第707話 マジュ国⑫
火精霊から飛び降りたけれど、風精霊が助けてくれて無事に着地。
――出来たけれども、目の前には色々な姿の魔物がいる。
狼みたいなのや猿みたいなもの、ファンタジーの王道のゴブリンやオークみたいなの。
スライムっぽいのは見えない。
プリンみたいなぷるんぷるんの身体見てみたいけど。
『火精霊! 炎!』
思うだけで両手から炎が出て、目の前の魔物達を消していく。
「ガイアス殿! 怪我人下がらせて治療できるならして!」
「し、しかし…!」
「足手まとい!!」
………ラファエルが容赦ない…
まぁ、怪我人を庇いながらは、集中できないからキッパリ言った方が良いかもね。
「急いで!」
「わ、分かった!」
ガイアス・マジュが指示していって、怪我人が次々と運ばれていく。
「ソフィア! 無理しないでよ!?」
「努力します!」
声が飛び交う中で、ラファエルも声を張り上げ私に言ってくる。
私もそれに大声で返した。
半分の精霊が次々に力を使って魔物を滅していっている。
よって、私の魔力だか精神力だかが削られていっているだろう。
こんな時、ファンタジーならステータスぐらい見れたらいいのにね!
何処がどう減ってるのか分からないよ!
自分の感覚では全く以て分からない。
だから注意しようがない。
いきなり倒れてしまう。
アラームとか鳴って欲しいよね!
人型になって攻撃している精霊に魔物達は群がり、楽に倒せている。
ちなみに火精霊だけが今私の中にいる状態だ。
ラファエルは色々な種類の攻撃を手の平から出している。
緊急事態だから出し惜しみはしない。
「ソフィアは俺の後ろにいて。彼らだけで大丈夫でしょ。火精霊の力まで使って、余計な体力減らさなくていい」
ラファエルが私を背に庇って攻撃を続ける。
「え……でも……」
「いいから」
強く言われ、私は頷くしかなかった。
従わずに無理矢理使って倒れたらそれこそ説教コースだ。
「………でも、こんな大量のマモノ、どこから……」
「あの山が見えますか?」
怪我人を運び終えたガイアス・マジュが私達に合流してきた。
服はヨレヨレで、表情からして身体はボロボロで、それでも瞳は力強さを持っていた。
ガイアス・マジュが指差した方向に、確かに山がある。
「あの麓に、魔物が発生する何らかの原因があるんです。そこから魔物は一定に生まれてきます。けれど、急に魔物がこれだけ増えるのは異常です」
精霊に魔物が集中し、そして精霊が容赦なく一気に消していっているために、ガイアス・マジュは杖を下げたままだ。

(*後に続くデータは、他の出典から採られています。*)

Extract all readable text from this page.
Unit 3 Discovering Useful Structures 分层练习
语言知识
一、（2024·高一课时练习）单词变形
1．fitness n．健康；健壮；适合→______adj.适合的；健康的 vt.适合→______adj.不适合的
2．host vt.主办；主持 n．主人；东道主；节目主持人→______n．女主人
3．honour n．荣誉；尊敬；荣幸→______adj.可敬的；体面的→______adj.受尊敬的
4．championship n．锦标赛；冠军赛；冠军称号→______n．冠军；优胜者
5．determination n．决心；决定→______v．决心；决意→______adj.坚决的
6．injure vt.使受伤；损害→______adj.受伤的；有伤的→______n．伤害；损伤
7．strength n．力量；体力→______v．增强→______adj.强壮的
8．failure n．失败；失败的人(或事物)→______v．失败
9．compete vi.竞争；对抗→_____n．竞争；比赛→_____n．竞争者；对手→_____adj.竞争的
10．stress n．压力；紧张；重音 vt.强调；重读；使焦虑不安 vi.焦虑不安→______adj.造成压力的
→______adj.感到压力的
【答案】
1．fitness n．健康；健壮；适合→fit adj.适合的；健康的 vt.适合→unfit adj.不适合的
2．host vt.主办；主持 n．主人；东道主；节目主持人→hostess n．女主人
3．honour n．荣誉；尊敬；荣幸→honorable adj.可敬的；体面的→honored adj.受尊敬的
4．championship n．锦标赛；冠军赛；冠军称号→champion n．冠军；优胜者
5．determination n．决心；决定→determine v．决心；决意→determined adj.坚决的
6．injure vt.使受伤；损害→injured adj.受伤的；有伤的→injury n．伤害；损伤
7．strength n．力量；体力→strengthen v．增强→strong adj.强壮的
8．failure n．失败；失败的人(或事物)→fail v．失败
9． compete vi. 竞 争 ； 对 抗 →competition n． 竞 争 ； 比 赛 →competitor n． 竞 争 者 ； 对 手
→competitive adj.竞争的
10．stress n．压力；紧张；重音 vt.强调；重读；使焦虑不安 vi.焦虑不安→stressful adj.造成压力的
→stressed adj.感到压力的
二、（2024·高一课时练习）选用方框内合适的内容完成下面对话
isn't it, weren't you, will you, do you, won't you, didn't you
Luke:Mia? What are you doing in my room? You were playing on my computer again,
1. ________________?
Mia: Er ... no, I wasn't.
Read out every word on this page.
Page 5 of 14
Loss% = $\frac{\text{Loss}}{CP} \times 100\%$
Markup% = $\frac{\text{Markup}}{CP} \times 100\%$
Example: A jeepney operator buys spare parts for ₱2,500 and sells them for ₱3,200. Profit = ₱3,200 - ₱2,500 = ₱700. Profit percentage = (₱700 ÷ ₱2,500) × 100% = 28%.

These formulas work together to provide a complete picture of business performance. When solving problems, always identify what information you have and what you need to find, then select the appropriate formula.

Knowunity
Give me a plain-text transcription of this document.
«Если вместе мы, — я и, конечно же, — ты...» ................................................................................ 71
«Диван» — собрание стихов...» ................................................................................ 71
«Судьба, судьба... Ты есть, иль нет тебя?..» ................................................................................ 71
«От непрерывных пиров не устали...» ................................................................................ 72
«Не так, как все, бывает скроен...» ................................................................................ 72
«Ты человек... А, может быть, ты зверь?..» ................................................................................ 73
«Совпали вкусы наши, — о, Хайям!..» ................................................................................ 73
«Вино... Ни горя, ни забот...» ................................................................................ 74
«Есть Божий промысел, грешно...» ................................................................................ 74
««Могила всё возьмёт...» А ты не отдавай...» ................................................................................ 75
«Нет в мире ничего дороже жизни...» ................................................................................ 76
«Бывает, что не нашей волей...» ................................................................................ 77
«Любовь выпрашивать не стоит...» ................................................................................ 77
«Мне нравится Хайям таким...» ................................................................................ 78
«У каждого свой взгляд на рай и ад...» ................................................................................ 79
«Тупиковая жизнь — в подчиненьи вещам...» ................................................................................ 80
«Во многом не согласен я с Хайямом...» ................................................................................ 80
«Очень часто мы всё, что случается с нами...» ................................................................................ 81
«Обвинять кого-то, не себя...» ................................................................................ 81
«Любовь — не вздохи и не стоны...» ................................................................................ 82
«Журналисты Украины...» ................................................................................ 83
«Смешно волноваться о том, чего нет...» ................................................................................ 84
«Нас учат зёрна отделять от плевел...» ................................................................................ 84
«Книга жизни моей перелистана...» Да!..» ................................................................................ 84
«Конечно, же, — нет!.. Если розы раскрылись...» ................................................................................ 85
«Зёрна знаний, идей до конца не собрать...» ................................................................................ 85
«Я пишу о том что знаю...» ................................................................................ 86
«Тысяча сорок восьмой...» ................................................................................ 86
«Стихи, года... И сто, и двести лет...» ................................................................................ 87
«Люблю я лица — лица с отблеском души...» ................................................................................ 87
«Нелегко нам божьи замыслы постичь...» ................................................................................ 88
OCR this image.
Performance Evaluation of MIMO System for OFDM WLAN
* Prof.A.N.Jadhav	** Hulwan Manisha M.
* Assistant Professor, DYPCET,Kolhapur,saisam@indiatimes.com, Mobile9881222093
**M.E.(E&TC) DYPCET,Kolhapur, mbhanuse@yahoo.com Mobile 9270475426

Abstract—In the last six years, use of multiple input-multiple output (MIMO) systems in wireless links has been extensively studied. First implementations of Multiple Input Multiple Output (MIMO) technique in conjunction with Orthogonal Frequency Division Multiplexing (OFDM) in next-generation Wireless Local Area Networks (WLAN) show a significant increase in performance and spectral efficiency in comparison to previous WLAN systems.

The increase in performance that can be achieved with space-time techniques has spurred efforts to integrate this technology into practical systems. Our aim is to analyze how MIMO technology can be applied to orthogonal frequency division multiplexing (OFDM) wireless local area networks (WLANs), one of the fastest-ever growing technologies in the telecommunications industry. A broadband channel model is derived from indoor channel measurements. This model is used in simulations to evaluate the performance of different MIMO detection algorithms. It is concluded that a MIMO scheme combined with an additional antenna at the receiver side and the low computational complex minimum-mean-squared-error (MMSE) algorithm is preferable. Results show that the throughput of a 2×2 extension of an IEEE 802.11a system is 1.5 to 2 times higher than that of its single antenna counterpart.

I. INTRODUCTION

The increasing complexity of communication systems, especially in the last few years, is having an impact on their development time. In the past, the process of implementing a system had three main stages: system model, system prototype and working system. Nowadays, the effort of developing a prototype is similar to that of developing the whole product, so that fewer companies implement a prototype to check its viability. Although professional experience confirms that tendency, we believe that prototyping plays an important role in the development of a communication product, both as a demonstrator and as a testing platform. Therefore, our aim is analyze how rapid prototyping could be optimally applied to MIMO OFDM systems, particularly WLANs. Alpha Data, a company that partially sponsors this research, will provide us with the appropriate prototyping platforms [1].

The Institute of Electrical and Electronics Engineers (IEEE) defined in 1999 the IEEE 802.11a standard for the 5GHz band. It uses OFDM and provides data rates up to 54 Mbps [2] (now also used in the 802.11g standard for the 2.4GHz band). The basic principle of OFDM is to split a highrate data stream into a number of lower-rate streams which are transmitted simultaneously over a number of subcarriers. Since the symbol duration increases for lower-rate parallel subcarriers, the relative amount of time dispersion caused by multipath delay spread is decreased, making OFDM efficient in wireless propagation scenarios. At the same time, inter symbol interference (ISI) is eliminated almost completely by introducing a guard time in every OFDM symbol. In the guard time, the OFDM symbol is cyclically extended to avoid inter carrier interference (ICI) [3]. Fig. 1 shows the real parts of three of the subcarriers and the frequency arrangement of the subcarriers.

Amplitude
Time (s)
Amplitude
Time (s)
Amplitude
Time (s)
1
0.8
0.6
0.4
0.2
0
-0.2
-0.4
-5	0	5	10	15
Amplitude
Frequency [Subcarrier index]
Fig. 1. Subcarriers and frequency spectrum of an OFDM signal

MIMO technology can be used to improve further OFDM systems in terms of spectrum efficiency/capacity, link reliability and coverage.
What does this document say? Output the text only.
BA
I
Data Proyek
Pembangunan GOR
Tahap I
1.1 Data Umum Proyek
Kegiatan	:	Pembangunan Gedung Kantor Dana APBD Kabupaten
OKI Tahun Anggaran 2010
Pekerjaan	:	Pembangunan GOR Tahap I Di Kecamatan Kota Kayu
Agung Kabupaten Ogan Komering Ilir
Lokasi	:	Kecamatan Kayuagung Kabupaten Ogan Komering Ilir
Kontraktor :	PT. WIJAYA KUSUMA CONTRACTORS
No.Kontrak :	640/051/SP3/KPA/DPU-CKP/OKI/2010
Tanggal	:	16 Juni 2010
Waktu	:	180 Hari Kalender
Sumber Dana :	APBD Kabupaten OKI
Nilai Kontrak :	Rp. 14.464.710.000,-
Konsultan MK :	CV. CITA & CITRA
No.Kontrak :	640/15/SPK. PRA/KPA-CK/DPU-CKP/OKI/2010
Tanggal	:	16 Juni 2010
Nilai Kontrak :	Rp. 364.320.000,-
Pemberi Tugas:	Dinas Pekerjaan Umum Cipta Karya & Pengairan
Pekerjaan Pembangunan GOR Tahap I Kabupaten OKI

息が切れて苦しそうだから、もう魔力が残ってないのかもしれない。
「………聖女がマモノを操ってソフィアを攻撃してきたんです」
「アイが!?」
「聖女の力とやらでマモノを操り、ソフィアは怪我を負わされました。リーリエ王女に癒してもらいましたが」
「申し訳ない……本当に迷惑を……」
「それだけならまだ良かったんですがね」
ラファエルはマジュ国王と王妃に言われたことをガイアス・マジュに伝えた。
ここの魔物を片付け脅威が去った瞬間に、ランドルフ国とサンチェス国はマジュ国と一切関わらないこと。
何かあれば敵対することを。
「なっ……!? そ、それは困る!! お願いします! 考え直して頂きたい!」
「貴方は王太子だ。この国の王ではない」
「っ……」
「王としての返答がアレだったからね。一切交流は持ちたくない」
「ま、待ってください! 必ず王を説得します! どうか、判断はそれからにしていただけないか!?」
ガバッと真っ青な顔で頭を下げるガイアス・マジュ。
ラファエルはそんなガイアス・マジュを見ても、眉1つ動かさなかった。
「………今はマモノの殲滅が先です」
ラファエルは是とも否とも告げなかった。
私も返答は避けた。
グッと唇を噛むガイアス・マジュを尻目に、私達は戦闘に戻った。